Open Access Highly Accessed Open Badges Research

Thousands of missed genes found in bacterial genomes and their analysis with COMBREX

Derrick E Wood123*, Henry Lin2, Ami Levy-Moonshine4, Rajiswari Swaminathan4, Yi-Chien Chang5, Brian P Anton6, Lais Osmani4, Martin Steffen47, Simon Kasif45 and Steven L Salzberg38

  • * Corresponding author: Derrick E Wood

  • † Equal contributors

Author Affiliations

1 Department of Computer Science, University of Maryland, College Park, MD, 20742, USA

2 Center for Bioinformatics and Computational Biology, University of Maryland, College Park, MD, 20742, USA

3 McKusick-Nathans Institute of Genetic Medicine, Johns Hopkins University School of Medicine, Baltimore, MD, 21205, USA

4 Department of Biomedical Engineering, Boston University, Boston, MA, 02215, USA

5 Bioinformatics Program, Boston University, Boston, MA, 02215, USA

6 New England Biolabs, 240 County Road, Ipswich, MA, 01938, USA

7 Department of Pathology and Laboratory Medicine, Boston University School of Medicine, Boston University, Boston, MA, 02218, USA

8 Department of Biostatistics, Bloomberg School of Public Health, Johns Hopkins University, Baltimore, MD, 21205, USA

For all author emails, please log on.

Biology Direct 2012, 7:37  doi:10.1186/1745-6150-7-37

Published: 30 October 2012



The dramatic reduction in the cost of sequencing has allowed many researchers to join in the effort of sequencing and annotating prokaryotic genomes. Annotation methods vary considerably and may fail to identify some genes. Here we draw attention to a large number of likely genes missing from annotations using common tools such as Glimmer and BLAST.


By analyzing 1,474 prokaryotic genome annotations in GenBank, we identify 13,602 likely missed genes that are homologs to non-hypothetical proteins, and 11,792 likely missed genes that are homologs only to hypothetical proteins, yet have supporting evidence of their protein-coding nature from COMBREX, a newly created gene function database. We also estimate the likelihood that each potential missing gene found is a genuine protein-coding gene using COMBREX.
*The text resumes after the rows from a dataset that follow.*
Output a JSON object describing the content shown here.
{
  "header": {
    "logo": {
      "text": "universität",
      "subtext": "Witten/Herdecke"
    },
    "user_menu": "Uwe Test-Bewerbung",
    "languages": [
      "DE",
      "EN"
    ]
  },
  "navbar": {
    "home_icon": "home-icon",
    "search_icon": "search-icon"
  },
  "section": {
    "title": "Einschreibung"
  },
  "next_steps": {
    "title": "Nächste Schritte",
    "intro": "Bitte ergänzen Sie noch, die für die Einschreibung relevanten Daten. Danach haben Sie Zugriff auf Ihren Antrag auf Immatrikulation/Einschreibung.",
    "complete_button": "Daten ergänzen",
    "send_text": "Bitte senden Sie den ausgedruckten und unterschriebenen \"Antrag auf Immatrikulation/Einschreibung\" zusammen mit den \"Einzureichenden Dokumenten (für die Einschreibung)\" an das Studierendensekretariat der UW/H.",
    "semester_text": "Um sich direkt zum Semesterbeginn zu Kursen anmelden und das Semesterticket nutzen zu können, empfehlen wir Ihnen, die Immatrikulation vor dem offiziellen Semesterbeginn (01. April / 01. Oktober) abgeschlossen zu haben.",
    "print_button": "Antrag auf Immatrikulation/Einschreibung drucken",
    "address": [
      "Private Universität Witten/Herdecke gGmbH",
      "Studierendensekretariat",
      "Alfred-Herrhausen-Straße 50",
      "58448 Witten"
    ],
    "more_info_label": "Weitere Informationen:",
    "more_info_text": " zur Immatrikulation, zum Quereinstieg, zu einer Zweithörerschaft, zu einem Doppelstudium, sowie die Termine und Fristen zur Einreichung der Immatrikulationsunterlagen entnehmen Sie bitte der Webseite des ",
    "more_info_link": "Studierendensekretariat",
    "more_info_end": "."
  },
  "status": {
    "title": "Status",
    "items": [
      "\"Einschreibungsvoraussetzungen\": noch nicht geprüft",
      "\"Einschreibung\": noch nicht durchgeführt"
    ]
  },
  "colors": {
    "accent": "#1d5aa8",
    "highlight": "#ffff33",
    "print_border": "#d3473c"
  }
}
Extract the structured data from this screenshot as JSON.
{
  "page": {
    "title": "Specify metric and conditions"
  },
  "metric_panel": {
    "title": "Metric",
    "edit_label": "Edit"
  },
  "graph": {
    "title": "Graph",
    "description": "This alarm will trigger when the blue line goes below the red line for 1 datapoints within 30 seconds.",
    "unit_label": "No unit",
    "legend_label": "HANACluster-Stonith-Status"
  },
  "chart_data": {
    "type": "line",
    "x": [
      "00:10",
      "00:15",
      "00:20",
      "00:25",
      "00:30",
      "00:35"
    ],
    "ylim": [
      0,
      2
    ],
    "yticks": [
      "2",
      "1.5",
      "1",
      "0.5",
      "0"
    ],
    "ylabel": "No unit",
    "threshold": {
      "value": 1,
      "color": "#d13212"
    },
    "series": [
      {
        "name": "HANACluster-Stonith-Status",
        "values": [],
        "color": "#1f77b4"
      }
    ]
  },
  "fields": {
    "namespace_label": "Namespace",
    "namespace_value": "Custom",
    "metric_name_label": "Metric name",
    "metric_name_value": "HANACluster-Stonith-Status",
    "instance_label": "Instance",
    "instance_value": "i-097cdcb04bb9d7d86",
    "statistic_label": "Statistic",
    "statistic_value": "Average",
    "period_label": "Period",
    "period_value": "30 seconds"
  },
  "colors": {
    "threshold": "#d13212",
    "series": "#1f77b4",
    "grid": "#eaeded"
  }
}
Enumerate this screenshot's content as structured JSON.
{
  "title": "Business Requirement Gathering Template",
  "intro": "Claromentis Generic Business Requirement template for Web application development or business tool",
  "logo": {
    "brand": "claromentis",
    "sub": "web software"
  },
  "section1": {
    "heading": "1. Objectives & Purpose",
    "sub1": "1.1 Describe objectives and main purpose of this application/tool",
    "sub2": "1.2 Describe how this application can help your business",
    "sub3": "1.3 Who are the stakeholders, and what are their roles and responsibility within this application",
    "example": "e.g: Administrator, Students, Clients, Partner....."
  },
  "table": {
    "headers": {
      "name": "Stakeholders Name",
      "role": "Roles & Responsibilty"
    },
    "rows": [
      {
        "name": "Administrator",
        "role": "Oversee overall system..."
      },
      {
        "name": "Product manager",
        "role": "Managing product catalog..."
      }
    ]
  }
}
Our analysis of the causes of missed genes suggests that larger annotation centers tend to produce annotations with fewer missed genes than smaller centers, and many of the missed genes are short genes <300 bp. Over 1,000 of the likely missed genes could be associated with phenotype information available in COMBREX. 359 of these genes, found in pathogenic organisms, may be potential targets for pharmaceutical research. The newly identified genes are available on COMBREX’s website.


This article was reviewed by Daniel Haft, Arcady Mushegian, and M. Pilar Francino (nominated by David Ardell).